The raids. The waiting to be caught. The nightmares—Governor Rogers leering over me with a noose.
” He convulsed, and Mary bit her lip, unsure of what to do, until at last she sank into the sand and placed an arm around his shuddering frame.
“Why didn’t you tell me?” she said, steadying her voice. “Why have you avoided me at every turn?”
“I wasn’t sure what they’d think,” he said. “You aren’t like other women. I didn’t want to endanger us both. Damnation, Mary. I was scared. I was a fool.”
Mary’s chest fell. “You thought you might get ahead, nab some coin, and be on your way, then?”

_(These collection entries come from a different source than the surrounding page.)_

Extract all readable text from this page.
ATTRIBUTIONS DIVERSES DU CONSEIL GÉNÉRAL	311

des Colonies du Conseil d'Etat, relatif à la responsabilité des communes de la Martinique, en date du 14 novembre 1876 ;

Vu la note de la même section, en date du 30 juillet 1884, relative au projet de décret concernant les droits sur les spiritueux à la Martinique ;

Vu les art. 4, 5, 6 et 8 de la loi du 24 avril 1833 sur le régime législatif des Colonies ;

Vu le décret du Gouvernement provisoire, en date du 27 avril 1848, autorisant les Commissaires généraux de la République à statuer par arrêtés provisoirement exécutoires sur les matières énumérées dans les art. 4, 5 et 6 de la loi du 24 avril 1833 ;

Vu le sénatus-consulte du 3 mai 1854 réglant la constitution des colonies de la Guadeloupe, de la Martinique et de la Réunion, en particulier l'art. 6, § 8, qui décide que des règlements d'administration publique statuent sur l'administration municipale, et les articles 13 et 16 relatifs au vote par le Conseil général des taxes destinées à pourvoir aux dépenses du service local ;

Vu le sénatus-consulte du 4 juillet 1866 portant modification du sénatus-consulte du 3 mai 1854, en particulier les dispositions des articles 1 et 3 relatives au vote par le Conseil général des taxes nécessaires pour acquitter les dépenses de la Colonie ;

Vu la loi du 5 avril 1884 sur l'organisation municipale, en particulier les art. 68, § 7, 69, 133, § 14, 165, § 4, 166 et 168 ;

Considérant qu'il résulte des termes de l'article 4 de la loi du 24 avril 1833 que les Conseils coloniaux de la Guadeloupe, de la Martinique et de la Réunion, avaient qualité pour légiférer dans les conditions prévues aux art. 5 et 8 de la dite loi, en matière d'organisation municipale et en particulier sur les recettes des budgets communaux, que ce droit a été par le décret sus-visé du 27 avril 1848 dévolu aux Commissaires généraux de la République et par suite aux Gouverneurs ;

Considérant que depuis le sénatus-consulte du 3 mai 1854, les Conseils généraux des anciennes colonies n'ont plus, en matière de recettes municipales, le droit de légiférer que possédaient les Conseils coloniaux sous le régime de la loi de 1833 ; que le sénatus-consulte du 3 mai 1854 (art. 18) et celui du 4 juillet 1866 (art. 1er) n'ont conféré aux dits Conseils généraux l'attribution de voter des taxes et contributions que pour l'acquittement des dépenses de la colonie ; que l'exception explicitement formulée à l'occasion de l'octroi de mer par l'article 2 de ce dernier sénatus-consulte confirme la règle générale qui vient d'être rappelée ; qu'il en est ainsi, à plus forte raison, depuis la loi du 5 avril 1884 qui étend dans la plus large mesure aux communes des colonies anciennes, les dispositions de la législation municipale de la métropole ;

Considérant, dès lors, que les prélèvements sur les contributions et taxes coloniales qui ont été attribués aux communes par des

Thomas nodded, then broke down again.
“Without me?” Without our child.
He didn’t answer. He didn’t have to.
“I wasn’t thinking. I’m sorry, Mary. But I can’t duel with York! You know I can’t shoot straight. And my sight?” He spat with scorn. “From that far away?”
“I know,” Mary said, feeling her throat burn.
The closeness she and Thomas had once shared was gone.
But death had snatched her own father. Her child would not face the same despair, no matter the man’s character.
Not if she could help it. Death she could not bridge, but the possibility of change?
That her child, or Thomas, might seek each other out in the future?
With a flare of white-hot realization, she knew what she had to do: one last favor for this man she once held dear.
“I’ll speak to York. See if I might talk him down. ”
Thomas pulled his elbows in and rocked. The pressure built behind Mary’s eyes.
“But you have to be ready, Thomas. It’s time you learned courage.”
You are more than this, she thought.
Knew.
She placed a sturdy hand on his shoulder, then stood, brushing the grains of sand from her trousers. She gulped down her spring-tide of emotions and walked away, forcing herself not to look back.